Sent from my tamagotchi
Ps: o texto de domingo veio com uma semana de antecedência porque no próximo eu vou estar apresentando (online) a literatura latino-americana de ficção científica na 80º edição da Convenção Mundial de Ficção Científica, a Chicon. Então estarei mais focada em fazer bonito representando o Brasil por lá - junto com a Ana, a Iana e o Thiago - e não vou conseguir vir fazer bonito para vocês aqui.
Mas o texto de quinta-feira vem normalmente. Preparem-se que vem projeto de textos novos por aqui e eu vou contar com a participação de vocês.
Amei demais essa edição. Acho que rende uma boa conversa a relação entre arte e capitalismo, nesse tema de redes como galerias ou museus, trazendo a arte também como possibilidade de contestação ao sistema.

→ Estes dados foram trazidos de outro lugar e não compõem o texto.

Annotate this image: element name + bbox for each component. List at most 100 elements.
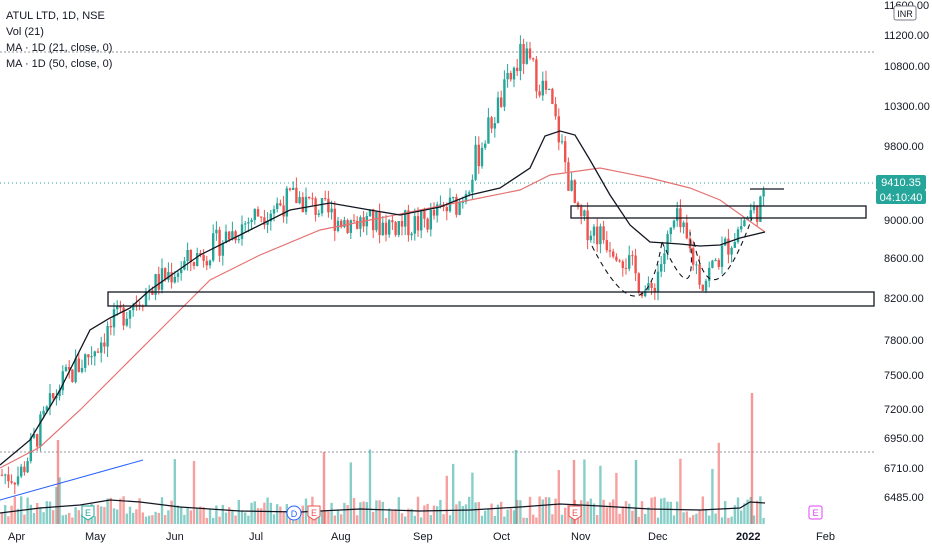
candle-body bbox=[711, 260, 714, 268]
volume-bar bbox=[13, 496, 16, 524]
volume-bar bbox=[180, 506, 183, 524]
candle-body bbox=[698, 264, 701, 285]
volume-bar bbox=[208, 508, 212, 524]
volume-bar bbox=[253, 501, 256, 524]
volume-bar bbox=[445, 475, 448, 524]
volume-bar bbox=[740, 510, 743, 524]
candle-body bbox=[100, 342, 103, 353]
volume-bar bbox=[45, 501, 48, 524]
volume-bar bbox=[544, 497, 548, 524]
candle-body bbox=[103, 342, 106, 347]
volume-bar bbox=[234, 515, 237, 524]
candle-body bbox=[199, 253, 202, 255]
candle-body bbox=[599, 226, 602, 245]
candle-body bbox=[407, 210, 410, 236]
candle-body bbox=[605, 240, 608, 251]
head-curve bbox=[591, 241, 663, 297]
volume-bar bbox=[167, 510, 170, 524]
chart-legend[interactable]: ATUL LTD, 1D, NSE Vol (21) MA · 1D (21, … bbox=[6, 8, 112, 72]
volume-bar bbox=[727, 517, 730, 524]
volume-bar bbox=[125, 513, 128, 524]
candle-body bbox=[16, 476, 20, 485]
current-price-value: 9410.35 bbox=[881, 177, 921, 189]
candle-body bbox=[704, 280, 708, 291]
volume-bar bbox=[74, 507, 77, 524]
volume-bar bbox=[474, 502, 477, 524]
dividend-event-icon[interactable]: D bbox=[286, 505, 302, 521]
volume-bar bbox=[164, 515, 167, 524]
volume-bar bbox=[695, 513, 698, 524]
candle-body bbox=[714, 260, 717, 262]
volume-bar bbox=[10, 505, 13, 524]
candle-body bbox=[116, 305, 119, 310]
volume-bar bbox=[420, 517, 423, 524]
candle-body bbox=[343, 220, 346, 228]
volume-bar bbox=[618, 513, 621, 524]
volume-bar bbox=[602, 499, 605, 524]
candle-body bbox=[375, 211, 378, 231]
ma50-line bbox=[0, 167, 766, 469]
volume-bar bbox=[55, 486, 58, 524]
candle-body bbox=[125, 318, 128, 326]
candle-body bbox=[202, 254, 205, 261]
event-markers[interactable]: E D E E E bbox=[81, 505, 823, 521]
volume-bar bbox=[298, 512, 301, 524]
volume-bar bbox=[205, 517, 208, 524]
candle-body bbox=[61, 371, 64, 391]
volume-bar bbox=[32, 513, 36, 524]
candle-body bbox=[333, 208, 336, 231]
candle-body bbox=[474, 144, 477, 180]
candle-body bbox=[413, 216, 416, 234]
candle-body bbox=[381, 222, 384, 236]
price-axis-label: 9000.00 bbox=[884, 215, 924, 227]
candle-body bbox=[480, 147, 484, 167]
volume-bar bbox=[346, 505, 349, 524]
earnings-event-icon[interactable]: E bbox=[81, 505, 95, 521]
volume-bar bbox=[688, 517, 692, 524]
volume-bar bbox=[621, 506, 624, 524]
candle-body bbox=[192, 262, 196, 266]
time-axis[interactable]: Apr May Jun Jul Aug Sep Oct Nov Dec 2022… bbox=[8, 531, 835, 543]
candle-body bbox=[122, 307, 125, 326]
current-price-tag: 9410.35 04:10:40 bbox=[876, 175, 926, 204]
symbol-title: ATUL LTD, 1D, NSE bbox=[6, 10, 105, 22]
time-axis-label: Jul bbox=[249, 531, 263, 543]
earnings-event-icon[interactable]: E bbox=[307, 505, 321, 521]
svg-text:E: E bbox=[572, 508, 578, 518]
candle-body bbox=[64, 367, 68, 372]
currency-badge[interactable]: INR bbox=[893, 5, 917, 21]
candle-body bbox=[580, 206, 583, 217]
volume-bar bbox=[381, 501, 384, 524]
volume-bar bbox=[522, 517, 525, 524]
candle-body bbox=[384, 222, 388, 235]
volume-bar bbox=[612, 499, 615, 524]
candle-body bbox=[701, 284, 704, 291]
volume-bar bbox=[132, 512, 135, 524]
candle-body bbox=[452, 196, 455, 198]
earnings-event-icon[interactable]: E bbox=[568, 505, 582, 521]
price-axis[interactable]: 11600.00 11200.00 10800.00 10300.00 9800… bbox=[884, 0, 930, 504]
price-axis-label: 6485.00 bbox=[884, 492, 924, 504]
upcoming-earnings-event-icon[interactable]: E bbox=[808, 505, 823, 520]
neckline-zone-box bbox=[570, 205, 867, 219]
volume-bar bbox=[218, 516, 221, 524]
volume-bar bbox=[423, 505, 426, 524]
candle-body bbox=[493, 123, 496, 129]
volume-bar bbox=[359, 502, 362, 524]
candle-body bbox=[93, 351, 96, 357]
candle-body bbox=[458, 202, 461, 215]
volume-ma-line bbox=[0, 499, 766, 514]
time-axis-label: Dec bbox=[648, 531, 668, 543]
volume-bar bbox=[500, 501, 503, 524]
volume-bar bbox=[183, 514, 186, 524]
candle-body bbox=[0, 474, 4, 476]
volume-bar bbox=[608, 502, 612, 524]
candle-body bbox=[218, 229, 221, 256]
volume-bar bbox=[282, 512, 285, 524]
left-shoulder-curve bbox=[661, 231, 692, 280]
volume-bar bbox=[308, 510, 311, 524]
volume-spike-bar bbox=[56, 440, 60, 524]
candle-body bbox=[39, 414, 42, 447]
candle-body bbox=[48, 393, 52, 407]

Mas sem dúvida o capitalismo é a grande chave para pensar o mundo hoje, e seu texto mostra isso maravilhosamente. Um sistema que vem assumindo uma versão das mais emocionalmente impactantes, levando as pessoas a se autoproduzir como conteúdo de forma voluntária para alimentar as redes.
Estou citando da minha cabeça, mas teve um lance no uso do ícone do coração, não teve? Antes era usado o símbolo do joinha. Posso tar errada tb.